Farther south, the forecast called for gloomy weather, not the gloomy duck hunting experienced by avid waterfowler and outdoor photographer Randy Shipley of Medford.

“It was a slow day on Upper Klamath Saturday. We were hoping for a big day after last week’s unsettled weather, but the ducks were elsewhere. We did see a bunch of buffleheads–over 30 of them sitting in the decoys at one point–that were not around last week, so the birds are headed south. I am not a fan of buffleheads on the plate, so I didn’t shoot any, much to my dog’s dismay. I did experience a first, shooting a common goldeneye in October. Goldeneyes have always been late migrators so it was a surprise when it decoyed in. However, other than one pintail and one mallard, the puddlers and geese were scarce.”

Jason Haley and Frank Galusha of have been hearing from their folks in the field in the State of Jefferson that low water levels in the Klamath Basin are keeping the birds away.

“All the battles over water have not helped the waterfowl at the refuges,” said Haley, who said heard that the first flights of snow geese had arrived in the Lower Klamath and Shasta Valley of northern California this week.

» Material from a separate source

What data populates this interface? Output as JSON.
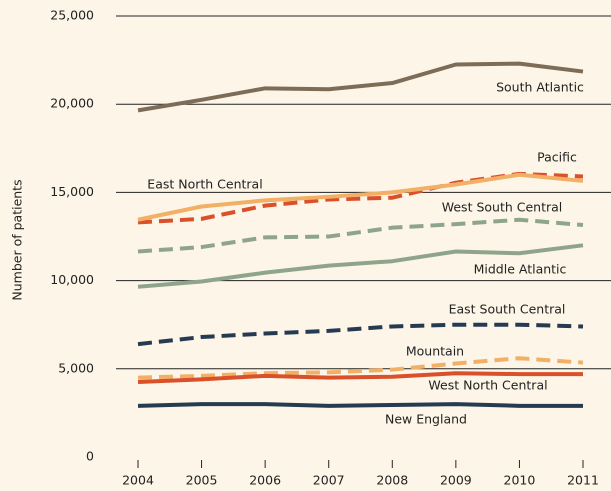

The Sacramento National Wildlife Refuge recently surveyed over 16,000 white geese, but the big numbers belong to the specks, which showed up in the counts at all six refuges in the survey, tallying over 350,000 in all. The vast majority of the geese gathered at the Sacramento and Delevan refuges, while Butte Sink showed a huge influx of 52,000 pintails and 26,000 wigeon. Pintails numbered over 300,000 throughout the complex, with nearly half of those at Sacramento.

Further inland, guides and hunters in the Rocky Mountain portion of the Pacific Flyway are counting on severe weather to bring more birds into the region over the weekend.

“The forecast is calling for a severe drop in temperature,” said Avery pro-staffer David Harper in Twin Falls, Idaho, “so things could be in for a good change-up.”